Fan Dongwang
Chinese-Australian Artist
范东旺 - 澳洲华裔艺术家
Exhibitions
Here is a selection of exhibitions featuring Chinese-Australian artist / painter Fan Dongwang's artwork.
Pandemic Body Project Exhibitions
Fan Dongwang, 2020-2021
In our pandemic ravaged world, human race has been knocked of its pedestal: shocked, devastated dumfounded and humbled, our bodies bear little resemblance to the “normal and idealise” human body. Mixed with different races, colours, and genders, they are confused, depersonalized, cool and inorganic, and easy to reshape. This is an imaginative vision of the new bodily world as a huge map of the post pandemic psyche, an urgent wake up call to rethink our future existence. Australian Chinese artist Fan Dongwang's Pandemic Body project exhibitions focus not only on my own adaption and survival, but also on the wider Australian arts community’s recovery and resilience as a response to the enormous economical and physiological damage the pandemic has caused.
Shanghai Star National Touring Exhibition
Fan Dongwang, Yu Youhan and Li Shan. Casula Powerhouse Arts Centre
Leading artists of the Chinese art movement ‘Mao Goes Pop’ exhibited new work in Sydeny, as part of an Australian based art project, Shanghai Star. New paintings by mainland Chinese artists Yu Youhan and Li Shan, and the Chinese-Australian artist, Fan Dongwang, were created during a residency at the Casula Powerhouse in Sydney. Shanghai Star features new work, photographs and previous work by these artists, to enable Australian audiences to acquire a greater insight of the ‘Mao Goes Pop’ art movement.
This national touring exhibition went on to 10 regional art galleries in Australia from 2001-2004.
Fan Dongwang - Shifting Perspectives: Paintings 1995 – 2015
A twenty-year survey of Chinese born artist Fan Dongwang
Newcastle University Gallery
This survey exhibition explores the shifting borders of Asian and Australian cultures through a series of dynamic, large format paintings that use colour and motif to shift cultural perceptions in art. The works exhibit a refined attention to detail while exploring the global experience of shifting boundaries in this Asian century.

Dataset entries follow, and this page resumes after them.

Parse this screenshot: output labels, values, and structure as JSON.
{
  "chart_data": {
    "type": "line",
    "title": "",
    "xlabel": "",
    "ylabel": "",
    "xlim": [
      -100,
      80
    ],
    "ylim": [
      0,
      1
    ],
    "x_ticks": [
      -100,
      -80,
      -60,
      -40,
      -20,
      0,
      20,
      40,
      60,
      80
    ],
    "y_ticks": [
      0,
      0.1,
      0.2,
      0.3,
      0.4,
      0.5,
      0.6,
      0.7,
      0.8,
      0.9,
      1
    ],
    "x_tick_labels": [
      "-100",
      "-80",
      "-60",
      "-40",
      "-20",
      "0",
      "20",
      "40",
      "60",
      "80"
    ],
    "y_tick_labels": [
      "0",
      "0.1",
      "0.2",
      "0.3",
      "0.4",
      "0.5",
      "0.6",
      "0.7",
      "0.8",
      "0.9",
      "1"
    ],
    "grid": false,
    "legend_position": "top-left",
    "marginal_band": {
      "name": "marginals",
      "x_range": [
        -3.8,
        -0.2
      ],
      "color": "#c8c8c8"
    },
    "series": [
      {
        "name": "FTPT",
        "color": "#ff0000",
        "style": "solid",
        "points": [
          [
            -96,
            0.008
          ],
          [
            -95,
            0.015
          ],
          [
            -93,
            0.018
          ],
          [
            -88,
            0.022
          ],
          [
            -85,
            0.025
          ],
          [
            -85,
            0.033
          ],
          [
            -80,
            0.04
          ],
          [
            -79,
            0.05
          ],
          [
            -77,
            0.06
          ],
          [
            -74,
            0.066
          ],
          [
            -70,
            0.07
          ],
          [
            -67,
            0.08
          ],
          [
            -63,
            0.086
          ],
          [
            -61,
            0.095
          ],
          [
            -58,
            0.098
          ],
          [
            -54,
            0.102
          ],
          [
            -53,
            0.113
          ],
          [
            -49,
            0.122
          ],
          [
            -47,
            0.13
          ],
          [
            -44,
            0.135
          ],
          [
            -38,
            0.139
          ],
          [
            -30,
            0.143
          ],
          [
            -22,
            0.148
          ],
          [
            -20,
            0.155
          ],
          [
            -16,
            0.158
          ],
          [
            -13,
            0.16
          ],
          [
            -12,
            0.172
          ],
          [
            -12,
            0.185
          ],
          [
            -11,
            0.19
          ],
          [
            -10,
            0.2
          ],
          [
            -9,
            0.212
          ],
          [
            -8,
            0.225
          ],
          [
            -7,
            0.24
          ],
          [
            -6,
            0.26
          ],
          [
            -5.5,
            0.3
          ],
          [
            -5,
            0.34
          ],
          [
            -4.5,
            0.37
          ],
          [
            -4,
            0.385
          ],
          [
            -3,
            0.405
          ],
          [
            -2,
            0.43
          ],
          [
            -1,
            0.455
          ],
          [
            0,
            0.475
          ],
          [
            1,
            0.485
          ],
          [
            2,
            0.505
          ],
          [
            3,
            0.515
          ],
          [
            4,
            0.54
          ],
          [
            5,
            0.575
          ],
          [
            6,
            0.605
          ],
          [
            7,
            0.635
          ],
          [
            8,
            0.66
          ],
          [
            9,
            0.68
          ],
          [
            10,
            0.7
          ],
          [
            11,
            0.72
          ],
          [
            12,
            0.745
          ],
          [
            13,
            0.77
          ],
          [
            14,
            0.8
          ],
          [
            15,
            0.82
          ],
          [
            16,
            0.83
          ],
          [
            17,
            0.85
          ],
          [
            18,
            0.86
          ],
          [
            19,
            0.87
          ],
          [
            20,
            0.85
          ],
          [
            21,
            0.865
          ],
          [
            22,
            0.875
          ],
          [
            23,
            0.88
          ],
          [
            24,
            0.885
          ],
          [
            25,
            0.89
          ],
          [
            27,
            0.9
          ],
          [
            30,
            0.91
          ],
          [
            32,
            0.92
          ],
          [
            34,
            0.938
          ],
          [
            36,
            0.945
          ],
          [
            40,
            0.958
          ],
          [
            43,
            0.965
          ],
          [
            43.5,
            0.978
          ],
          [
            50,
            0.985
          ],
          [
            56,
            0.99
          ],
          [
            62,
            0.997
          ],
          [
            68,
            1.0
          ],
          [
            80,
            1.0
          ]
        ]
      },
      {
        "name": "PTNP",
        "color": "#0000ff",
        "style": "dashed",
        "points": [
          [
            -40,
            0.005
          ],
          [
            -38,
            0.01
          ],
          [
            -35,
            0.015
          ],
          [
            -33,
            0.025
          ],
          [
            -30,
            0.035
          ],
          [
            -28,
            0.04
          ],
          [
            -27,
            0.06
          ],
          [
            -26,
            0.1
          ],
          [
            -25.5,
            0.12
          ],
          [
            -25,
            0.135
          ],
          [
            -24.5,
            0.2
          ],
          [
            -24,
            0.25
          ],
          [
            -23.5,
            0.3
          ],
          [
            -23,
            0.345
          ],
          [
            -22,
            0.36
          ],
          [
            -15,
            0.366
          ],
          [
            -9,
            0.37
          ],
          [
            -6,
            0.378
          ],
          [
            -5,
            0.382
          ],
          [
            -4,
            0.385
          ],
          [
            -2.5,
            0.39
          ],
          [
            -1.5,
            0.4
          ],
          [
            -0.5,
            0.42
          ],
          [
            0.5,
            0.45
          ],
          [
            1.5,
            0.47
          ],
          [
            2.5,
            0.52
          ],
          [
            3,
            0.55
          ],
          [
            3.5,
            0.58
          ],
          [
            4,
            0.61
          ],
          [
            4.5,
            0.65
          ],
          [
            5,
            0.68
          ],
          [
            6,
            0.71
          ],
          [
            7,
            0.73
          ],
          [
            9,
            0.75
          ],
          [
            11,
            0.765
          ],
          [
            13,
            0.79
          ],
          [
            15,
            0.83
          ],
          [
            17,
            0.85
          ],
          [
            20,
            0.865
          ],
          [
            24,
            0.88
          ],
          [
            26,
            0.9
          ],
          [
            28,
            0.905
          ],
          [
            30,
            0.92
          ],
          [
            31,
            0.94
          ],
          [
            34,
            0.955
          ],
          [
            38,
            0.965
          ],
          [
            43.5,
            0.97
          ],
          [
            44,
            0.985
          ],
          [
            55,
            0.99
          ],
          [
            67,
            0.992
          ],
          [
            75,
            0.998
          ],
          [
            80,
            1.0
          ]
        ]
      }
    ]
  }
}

Fan Dongwang - Icons of Identity
Solo Exhibition at 541 Art Space, Sydney
ICONS OF IDENTITY is a serial of canvas paintings portraying a confronting world view formed by wide ranging cultural icons from east and west, in the realms of history, arts, religion and politics. Australian iconic Gum tree and Chinese national symbol of dragon simultaneously vie for space. These are not only beautiful but also powerful symbols of Australia's diverse cultures and nationhood. The amalgamation of evocative images in ICONS OF IDENTITY may seem contradictory to Australians of different backgrounds, yet the layers of meaning and multiple interpretations endeavour to reflect Australia's emerging and diversified cultural identity.
Fan Dongwang - Cross Worlds
Solo Exhibition at Sydney College of the Arts Galleries
In Cross Worlds, Chinese born artist Fan Dongwang explores cultural identity and the evolution of globalisation through the juxtaposition of traditional Chinese imagery against western cultural icons and symbols of technology. He describes his painting technique as ‘painting as relief sculpture’, carving out paint from the painting’s surface in a way similar to Chinese ivory carving. These large scale paintings reflect Dongwang’s shifting cultural perspective that has come about in his travels between China and Australia.
Fan Dongwang - Syncretic Visions
Solo Exhibition at Australian Catholic University McGlade Gallery
Syncretic Visions is an exhibition of large canvas paintings that combines different religions, politics, arts and philosophy to present a shifting perspective and syncretic visual interpretation of contradictory beliefs and the diversity of cultural identities.
Vantage Point - the Art of Fan Dongwang
Solo exhibition, Macquarie University Art Gallery
This exhibition explores the shifting nature of Australian contemporary culture from the perspective of an artist trained in the visual traditions of Chinese painting and low relief sculpture. "Influenced by Renaissance art, children's toys and popular media as well as traditional Chinese painting, Dongwang's work uses an array of carefully articulated colour to present his perspective on contemporary culture," explains exhibition curator Rod Pattenden.